P126 IBD-related malignancies and mortalities observed in 2015: first results from the prospective nationwide Hungarian registry
T. Molnar*1, F. Nagy1, P. Fitz2, L. Lakatos3, P. Miheller4, T. Szamosi5, A. Vincze6, J. Banai5, A. Kovács7, J. Novák8, A. Salamon9, A. Szepes10, N. Szigeti11, M. Juhász4, K. Müllner4, O. Kadenczki12, M. Rutka1, A. Bálint1, R. Bor1, A. Milassin1, Z. Szepes1, K. Farkas1
1University of Szeged, First Department of Medicine, Szeged, Hungary, 2St. Francis Hospital, Kalocsa, Hungary, 3Csolnoky Ferenc Veszprém County Hospital, Veszprém, Hungary, 4Semmelweis University, 2nd Department of Medicine, Budapest, Hungary, 5State Health Centre, Department of Gastroenterology, Budapest, Hungary, 6University of Pécs, First Department of Internal Medicine, Pécs, Hungary, 7Péterfy Sándor Hospital and Trauma Centre, Budapest, Hungary, 8Bekes County Pandy Kalman Hospital, Gyula, Hungary, 9Tolna County Balassa Janos Hospital, Gastroenterology Department, Szekszárd, Hungary, 10Bács-Kiskun County University Teaching Hospital, Kecskemét, Hungary, 11University of Pécs, Second Department of Internal Medicine and Nephrology Centre, Pécs, Hungary, 12University of Debrecen, Debrecen, Hungary
Inflammatory bowel diseases (IBD-Crohn’s disease [CD]; ulcerative colitis [UC] are lifelong inflammatory conditions of the gastrointestinal tract. IBD-associated colorectal cancer (CRC) accounts for approximately 1%–2% of all cases of CRC. Although data on mortality rates in IBD patients are controversial, CRC has been shown to account for approximately 10%–15% of all deaths amongst IBD patients. The aim of our nationwide registry was to collect prospectively IBD-related mortalities and all types of malignancies diagnosed in the Hungarian IBD population.
Data on all death and malignancies developed from January 2015 in IBD patients were recorded. Each members of the Hungarian Society of Gastroenterology were prospectively interviewed 3 times monthly by personal e-mails to report both death and malignancies observed in their patient population. Demographic and clinical data including previous immunosuppressive and biological therapy were also collected.
In total, 14 newly diagnosed malignancies were reported (mean age 48.4 years old; mean disease duration was 20 years; male/female ratio was 10/4) 11 CRC (mean age 50.5 years; mean disease duration 20.2 years; and male/female ratio was 8/3), 1 pouch cancer previously colectomised because of sigmoid tumour, 1 with gallbladder, 1 with cervix, and 1 with tonsil cancer throughout the examined period.
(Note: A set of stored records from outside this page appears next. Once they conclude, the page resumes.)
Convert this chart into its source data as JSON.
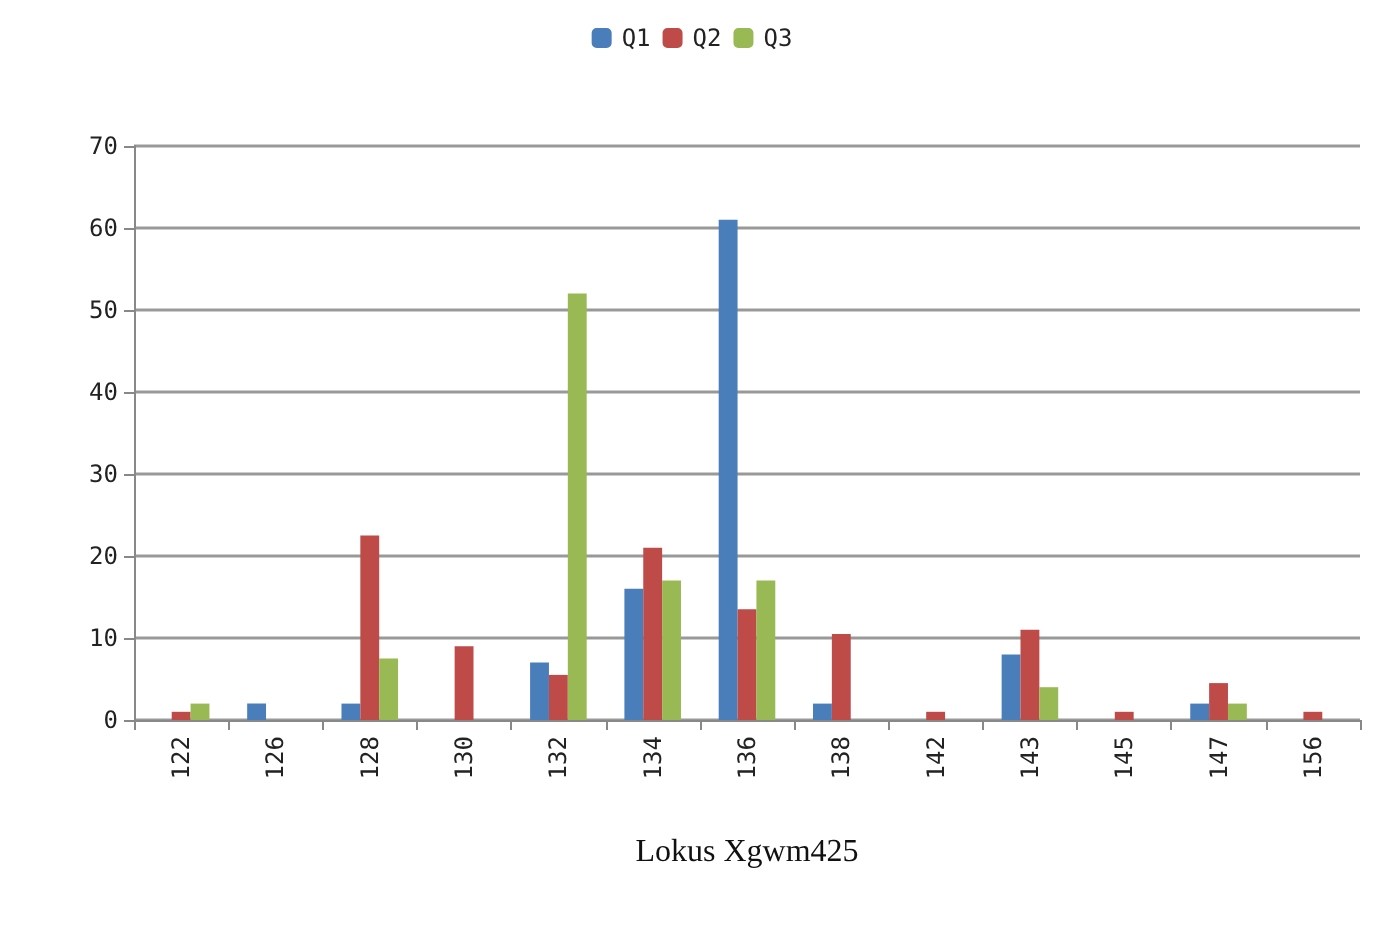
{
  "chart_data": {
    "type": "bar",
    "xlabel": "Lokus Xgwm425",
    "categories": [
      "122",
      "126",
      "128",
      "130",
      "132",
      "134",
      "136",
      "138",
      "142",
      "143",
      "145",
      "147",
      "156"
    ],
    "series": [
      {
        "name": "Q1",
        "color": "#4a7ebb",
        "values": [
          0,
          2,
          2,
          0,
          7,
          16,
          61,
          2,
          0,
          8,
          0,
          2,
          0
        ]
      },
      {
        "name": "Q2",
        "color": "#be4b48",
        "values": [
          1,
          0,
          22.5,
          9,
          5.5,
          21,
          13.5,
          10.5,
          1,
          11,
          1,
          4.5,
          1
        ]
      },
      {
        "name": "Q3",
        "color": "#98b954",
        "values": [
          2,
          0,
          7.5,
          0,
          52,
          17,
          17,
          0,
          0,
          4,
          0,
          2,
          0
        ]
      }
    ],
    "ylim": [
      0,
      70
    ],
    "yticks": [
      0,
      10,
      20,
      30,
      40,
      50,
      60,
      70
    ],
    "grid": "y",
    "legend": "top"
  }
}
Further, 7 of the 11 CRC cases were associated with UC, 86% with pancolitis and chronic disease course. Eight of the eleven cases were located on the rectosigmoid region; one had multiple localisation (5 cancers simultaneously). Thirteen patients with treated IBD died during the examined period. Seven cases were related to IBD (5 males, 2 females; 1 CD patient with rectal cancer, 1 patient with pouch cancer, 1 CD patient with interstitial pneumonia, 1 UC and 1 CD patients with septic complications, 1 UC patient with meningitis, 1 UC patient with haemorrhagic shock). Age of death was significantly lower in case of IBD-related mortality compared with the other patients and general population (44 vs 65 vs 73.4 [data from Central Statistical Office 2013, Hungary] years, p = 0.02). Biological therapy was administered for 4 patients with IBD-related mortality throughout the disease course.
The most frequently observed IBD-related malignancy is CRC, which can be multifocal and mainly involved the distal part of the colorectum typically in UC patients with pancolitis and chronic activity. Malignancy and septic complications were the leading causes of IBD-related mortality characterised by earlier death than in the rest and in the non-IBD population.